Réunion publique Elections régionales Pamiers le 16 02 2010
jeudi 18 février 2010 par Administrateur
Mardi 16 février, Martin Malvy grandissime favori de l’élection régionale des 14 et 21 mars en Midi Pyrénées, était la vedette d’une réunion publique à la salle du Jeu du Mail à Pamiers, en présence de la tête de liste ariégeoise Marc Carballido et de ses colistiers Rolande Sassano, Emile Franco, Malika Gourdoughli, Pierre Peyronne, Christine Tequi, Olivier Rey et Delphine Litchman.
Après l’accueil chaleureux de Milou Franco, les présentations de la liste de Rolande Sassano et les propos offensifs d’Augustin Bonrepaux, le député de la circonscription Henri Nayrou, revenu dare-dare de Paris, a prononcé un discours tonique et même musclé, dont vous pourrez lire ci-dessous les morceaux choisis.
" LE COMBAT SERA POLITIQUE ET NOUS LE GAGNERONS ! "
L’ Ariège et principalement la Basse Ariège sont heureuses de te recevoir ce soir cher Martin avec Marc Carballido et vos colistiers ariégeois.
- Heureux de recevoir le président d’un Conseil Régional Midi Pyrénées conquérant, je veux parler de la région conquérante belle et grande mais aussi de son président conquérant, qui peut être fier de son bilan et confiant dans son projet.
- Heureux de recevoir une personnalité de dimension nationale avec son cortège de sondages flatteurs qui ne sont que le reflet de tes actions clairement identifiées le reflet aussi de ta présence sur le terrain, de ton aisance naturelle, de ton sens du contact.
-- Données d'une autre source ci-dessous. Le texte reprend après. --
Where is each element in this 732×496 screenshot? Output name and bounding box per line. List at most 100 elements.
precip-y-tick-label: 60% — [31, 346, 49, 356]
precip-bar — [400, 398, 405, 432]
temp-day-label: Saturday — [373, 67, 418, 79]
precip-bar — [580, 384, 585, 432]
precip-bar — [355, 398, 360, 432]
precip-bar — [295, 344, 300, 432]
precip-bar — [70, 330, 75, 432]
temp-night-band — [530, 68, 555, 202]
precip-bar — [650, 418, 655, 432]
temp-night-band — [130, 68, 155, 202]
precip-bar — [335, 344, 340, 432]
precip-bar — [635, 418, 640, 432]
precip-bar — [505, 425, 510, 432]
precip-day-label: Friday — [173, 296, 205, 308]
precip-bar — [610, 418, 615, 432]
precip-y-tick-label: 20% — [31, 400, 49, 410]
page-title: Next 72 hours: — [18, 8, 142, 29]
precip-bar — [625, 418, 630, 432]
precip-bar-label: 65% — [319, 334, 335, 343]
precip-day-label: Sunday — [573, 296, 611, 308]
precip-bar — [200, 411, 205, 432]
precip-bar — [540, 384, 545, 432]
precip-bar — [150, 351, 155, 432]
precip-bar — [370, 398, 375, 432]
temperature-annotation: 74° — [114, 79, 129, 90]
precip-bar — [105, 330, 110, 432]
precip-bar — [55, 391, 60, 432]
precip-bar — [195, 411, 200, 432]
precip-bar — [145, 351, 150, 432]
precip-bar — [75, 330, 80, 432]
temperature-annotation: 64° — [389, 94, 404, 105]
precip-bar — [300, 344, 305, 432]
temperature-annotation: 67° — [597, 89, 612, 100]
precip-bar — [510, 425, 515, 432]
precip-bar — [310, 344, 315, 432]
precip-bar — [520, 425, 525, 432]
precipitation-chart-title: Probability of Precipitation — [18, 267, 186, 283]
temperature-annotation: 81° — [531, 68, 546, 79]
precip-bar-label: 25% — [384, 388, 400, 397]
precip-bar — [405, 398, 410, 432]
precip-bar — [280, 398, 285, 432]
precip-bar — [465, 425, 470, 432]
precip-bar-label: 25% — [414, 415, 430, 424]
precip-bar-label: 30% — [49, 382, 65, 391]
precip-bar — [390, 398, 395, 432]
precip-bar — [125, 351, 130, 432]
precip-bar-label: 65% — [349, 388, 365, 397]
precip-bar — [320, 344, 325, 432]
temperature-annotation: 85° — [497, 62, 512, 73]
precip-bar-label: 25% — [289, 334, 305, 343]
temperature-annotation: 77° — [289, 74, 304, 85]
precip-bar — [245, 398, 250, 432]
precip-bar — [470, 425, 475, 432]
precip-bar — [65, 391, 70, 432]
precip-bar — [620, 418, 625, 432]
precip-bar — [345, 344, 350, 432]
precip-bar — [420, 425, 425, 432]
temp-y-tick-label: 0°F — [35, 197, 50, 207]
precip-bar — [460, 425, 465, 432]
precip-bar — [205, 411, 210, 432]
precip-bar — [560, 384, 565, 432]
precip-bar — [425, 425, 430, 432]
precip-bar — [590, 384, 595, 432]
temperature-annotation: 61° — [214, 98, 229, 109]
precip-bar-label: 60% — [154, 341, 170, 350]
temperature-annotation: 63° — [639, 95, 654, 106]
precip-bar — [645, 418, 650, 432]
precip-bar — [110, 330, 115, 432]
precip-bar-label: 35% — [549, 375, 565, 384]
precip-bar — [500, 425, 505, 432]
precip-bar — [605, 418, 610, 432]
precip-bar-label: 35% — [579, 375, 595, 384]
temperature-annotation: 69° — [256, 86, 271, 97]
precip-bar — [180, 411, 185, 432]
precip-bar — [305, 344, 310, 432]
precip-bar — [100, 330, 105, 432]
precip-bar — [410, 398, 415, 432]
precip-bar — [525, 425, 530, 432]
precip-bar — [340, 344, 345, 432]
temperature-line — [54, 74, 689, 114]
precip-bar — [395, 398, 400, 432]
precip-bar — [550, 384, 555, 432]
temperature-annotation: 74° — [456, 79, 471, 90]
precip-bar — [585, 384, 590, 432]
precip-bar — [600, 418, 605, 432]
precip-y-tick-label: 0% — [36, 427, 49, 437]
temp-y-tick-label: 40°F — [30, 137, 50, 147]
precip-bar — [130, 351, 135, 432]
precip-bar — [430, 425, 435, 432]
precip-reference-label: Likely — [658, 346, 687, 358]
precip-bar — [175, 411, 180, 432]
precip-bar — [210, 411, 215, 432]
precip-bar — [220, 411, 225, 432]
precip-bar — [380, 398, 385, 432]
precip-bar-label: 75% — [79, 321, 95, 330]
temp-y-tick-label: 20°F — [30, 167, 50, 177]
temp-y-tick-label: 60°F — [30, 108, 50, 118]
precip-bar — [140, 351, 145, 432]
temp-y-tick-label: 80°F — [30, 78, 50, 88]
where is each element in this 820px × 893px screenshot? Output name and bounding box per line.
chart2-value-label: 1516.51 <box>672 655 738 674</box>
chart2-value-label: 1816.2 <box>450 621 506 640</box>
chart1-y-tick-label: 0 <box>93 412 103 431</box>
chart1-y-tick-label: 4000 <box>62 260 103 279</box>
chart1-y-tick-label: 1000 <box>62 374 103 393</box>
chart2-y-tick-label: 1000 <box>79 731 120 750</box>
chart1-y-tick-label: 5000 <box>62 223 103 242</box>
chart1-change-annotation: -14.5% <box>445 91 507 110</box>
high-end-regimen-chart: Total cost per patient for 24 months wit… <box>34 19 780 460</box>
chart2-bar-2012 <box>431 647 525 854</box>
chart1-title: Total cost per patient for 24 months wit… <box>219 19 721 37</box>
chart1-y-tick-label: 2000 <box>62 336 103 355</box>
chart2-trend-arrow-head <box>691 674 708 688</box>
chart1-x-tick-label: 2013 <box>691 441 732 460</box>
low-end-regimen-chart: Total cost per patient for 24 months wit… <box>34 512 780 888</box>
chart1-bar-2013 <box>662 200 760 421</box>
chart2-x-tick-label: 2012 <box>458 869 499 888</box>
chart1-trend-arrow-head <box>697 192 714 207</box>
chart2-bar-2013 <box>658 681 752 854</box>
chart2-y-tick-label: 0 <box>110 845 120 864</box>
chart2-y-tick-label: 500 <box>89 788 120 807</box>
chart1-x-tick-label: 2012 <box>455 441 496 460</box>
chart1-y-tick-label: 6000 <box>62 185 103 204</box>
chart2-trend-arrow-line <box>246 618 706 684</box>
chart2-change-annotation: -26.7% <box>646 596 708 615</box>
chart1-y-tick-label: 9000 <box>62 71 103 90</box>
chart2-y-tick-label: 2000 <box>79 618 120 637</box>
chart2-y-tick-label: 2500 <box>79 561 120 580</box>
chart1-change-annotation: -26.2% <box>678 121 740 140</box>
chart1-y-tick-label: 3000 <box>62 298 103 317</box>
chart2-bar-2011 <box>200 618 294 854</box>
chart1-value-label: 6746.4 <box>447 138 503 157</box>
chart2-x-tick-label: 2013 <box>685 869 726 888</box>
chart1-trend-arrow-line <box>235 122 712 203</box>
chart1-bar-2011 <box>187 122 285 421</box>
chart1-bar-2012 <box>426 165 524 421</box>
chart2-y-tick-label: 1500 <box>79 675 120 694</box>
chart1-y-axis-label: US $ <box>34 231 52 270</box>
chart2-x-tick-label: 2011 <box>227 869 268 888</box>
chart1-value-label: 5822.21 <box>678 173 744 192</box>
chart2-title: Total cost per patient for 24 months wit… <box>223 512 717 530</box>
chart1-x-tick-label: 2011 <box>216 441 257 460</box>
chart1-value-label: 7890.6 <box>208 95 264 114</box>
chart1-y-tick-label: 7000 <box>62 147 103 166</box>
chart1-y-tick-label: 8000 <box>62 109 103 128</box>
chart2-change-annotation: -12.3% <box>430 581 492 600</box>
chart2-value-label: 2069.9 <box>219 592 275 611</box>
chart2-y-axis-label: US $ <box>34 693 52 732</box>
Et on aura besoin effectivement de toutes ces qualités réunies dans notre Ariège durement touchée par la crise, par le chômage qui concerne 11 % de la population active et aussi par une politique gouvernementale qui fait la part la plus belle aux nantis, les citoyens comme les collectivités et qui affecte les plus vulnérables, les citoyens comme les collectivités.
Rappeler que 52 % de ces personnes en recherche d’emplois sont des femmes, 17 % des jeunes et 34 % des chômeurs de longue durée, ne pas occulter le fait que les baisses de commandes pour l’aéronautique ont affecté de plein fouet les nombreux intérimaires de la basse Ariège, AFFICHER ces éléments sans faiblir, c’est d’abord remettre en perspective les vrais enjeux de cette élection qui n’ont rien à voir avec le débat-croupion sur l’identité nationale.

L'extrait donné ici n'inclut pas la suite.